- Erzurum Haber Gazetesi - https://erzurumhabergazetesi.com -

Erkek egemen toplumun figüranları

Hürriyet Gazetesi’nden Ayşe Arman’ın ‘Yarım Kalan Hayatlar’ yazısında konu ettiği ‘aktif siyasetteki bir milletvekilinin eski eşi’ olarak kocasından olmadık şekilde şiddet gören Erzurumlu Türkan A., Erzurum kamuoyunda hangi vekilin eski eşi merakını uyandırdı. Bu merak röportajın asıl vurgusu olan kadına şiddetin de önüne geçti. Herkes kim bu vekil diye soruyor. Vekilin kim olduğunu öğrendiğimizde ne olacak peki? “ vay be görüyor musun eşini dövmüş, halbuki hiç de göstermiyor.” Gibi dedikodu cümlelerinin ötesinde ne yapacağız? Hiç…

 

Samimi değiliz, merakımız sadece kim olduğunu öğrenmek. Türkan A.’nın yaşadıkları umurumuzda bile değil. Dürüst olalım hepimiz “ parmağımızla işaret edim, işte bu eşini dövmüş” demek adına bütün çabamız. Beş çocuk annesi Türkan A.’nın yaşadığı travma ve onun şahsında yüzlerce kadının yaşadıklarını vah vah deyip izlemekten öte kılımızı kıpırdatmıyoruz.

 

Lafa geldiğinde mangalda kül bırakmıyoruz. “kadın denince ne geliyor aklınıza?”diye sorulsa erkeklere, “ Kadın; onlar olmadan bir yaşam düşünülemez. Kadın; hayatı anlamlı kılan yegane varlık. Kadın; toplumun vefakar, asla hak ettikleri yerde olmadıklarını düşündüğüm görünmeyen kahramanları. Kadın; çiçek. Kadın; geleceğimizi yetiştiren anneler.” Cevapları gelir(!)

 

Bana sorulduğunda bu soru, hiç düşünmeden bir çırpıda “ Çalıştıkları iş yerlerinde cinsel tacizle yüzleşmek zorunda kalan, kocaları tarafından şiddete maruz bırakılan, ‘Okuyup ta ne olacak, alan adam elbet karnını doyurur’ diye eğitim almaları engellenen, küçük yaşta aile baskısıyla evlendirilen. Erkek egemen toplumun figüranları” deyi verir. Sonra “Hay Allah! Yine düşünmeden cevap verdim.” diye kendime kızardım. Biraz düşününce de her erkeğin nazik görünme adına inanmadan verdiği cevaplarla aynı paralelde cümleleri sıralardım.

 

Ama ben yinede bildiğimi söyleyeceğim…

 

Türkiye’de kadın olmak gerçekten zor. Bu yüzden çoğu kez şükrediyorum, Tanrıya beni erkek yarattı diye. Düşünün bir kere, özellikle ülkenin doğusunda, kadın dünyaya gelir gelmez, “beşik kertmesi” denilen bir töre ile yüzleşmek zorunda kalıyor. Dünyaya gözlerini yeni açan kadın bir başkasıyla anında oracıkta evlendiriliyor. Sonra çocuk büyümeye başlıyor, eli tırpan, orak tutar tutmaz, hadi bakalım tarlaya çalışmaya. Eğitim çağına  geldiğinde, “ Kız kısmı okur mu? Alan adam geçimini de sağlar elbet” nidaları. Evlenince kocasından gördüğü şiddet. Sadece üreme mantığına dayalı cinsel yaşam. Boy boy çocuklar. Bir sürü, 5’er 10’ar çocuk. Üstüne bir de kuma. Ve buna benzer bir sürü olumsuzluk.

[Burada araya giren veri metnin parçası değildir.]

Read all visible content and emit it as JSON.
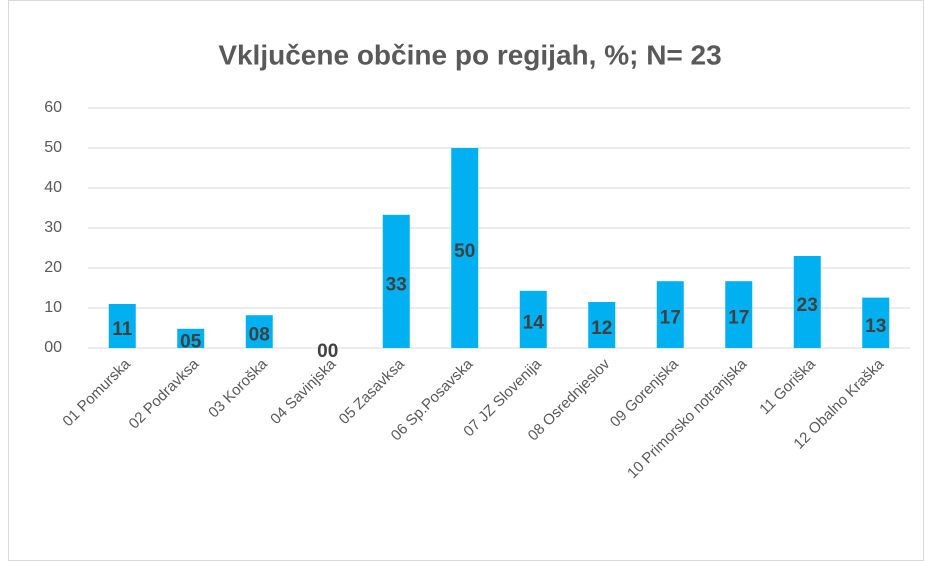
{
  "chart_data": {
    "type": "bar",
    "title": "Vključene občine po regijah, %; N= 23",
    "categories": [
      "01 Pomurska",
      "02 Podravksa",
      "03 Koroška",
      "04 Savinjska",
      "05 Zasavksa",
      "06 Sp.Posavska",
      "07 JZ Slovenija",
      "08 Osrednjeslov",
      "09 Gorenjska",
      "10 Primorsko notranjska",
      "11 Goriška",
      "12 Obalno Kraška"
    ],
    "values": [
      11,
      4.8,
      8.2,
      0,
      33.3,
      50,
      14.3,
      11.5,
      16.7,
      16.7,
      23,
      12.6
    ],
    "value_labels": [
      "11",
      "05",
      "08",
      "00",
      "33",
      "50",
      "14",
      "12",
      "17",
      "17",
      "23",
      "13"
    ],
    "color": "#00b0f0",
    "ylim": [
      0,
      60
    ],
    "yticks": [
      {
        "value": 0,
        "label": "00"
      },
      10,
      20,
      30,
      40,
      50,
      60
    ],
    "grid": true
  }
}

Ola ki biri “berdel”e “ Beşik Kertmesine”ne, anlamsız geleneklere karşı çıksa, kaçsa, maalesef ölüm. Töre cinayetleri.

 

Gelelim daha modern yaşadıkları iddia edilen batıdaki hanımlarımıza. Çalıştıkları işyerlerinde patronların, amirlerin cinsel tacizi.Sen kadınsın ne anlarsın mantığıyla bakılması. “Elinin hamuru ile erkek işine karışma.” ifadeleri. Tıpkı doğudaki gibi kocaları tarafından şiddete maruz kalmaları. Tek fark birinin elinde kına, diğerinin elinde oje olması.

 

Çok mu karamsarım?

Söylediklerimde yanlışlık varsa karamsar olduğumu düşünmekte haklısınız. Ama kadınına  çiçek diyen sonrada onu solduran, ezen, yok sayan bir mantığı kabullenmemi kimse beklemesin benden. Samimi olmayan insanların sözlerine itibar etmem de asla beklenemez. Baktığımda Türkiye’de gördüğüm kadın gerçeği bu, erkek egemen toplumun figüranları….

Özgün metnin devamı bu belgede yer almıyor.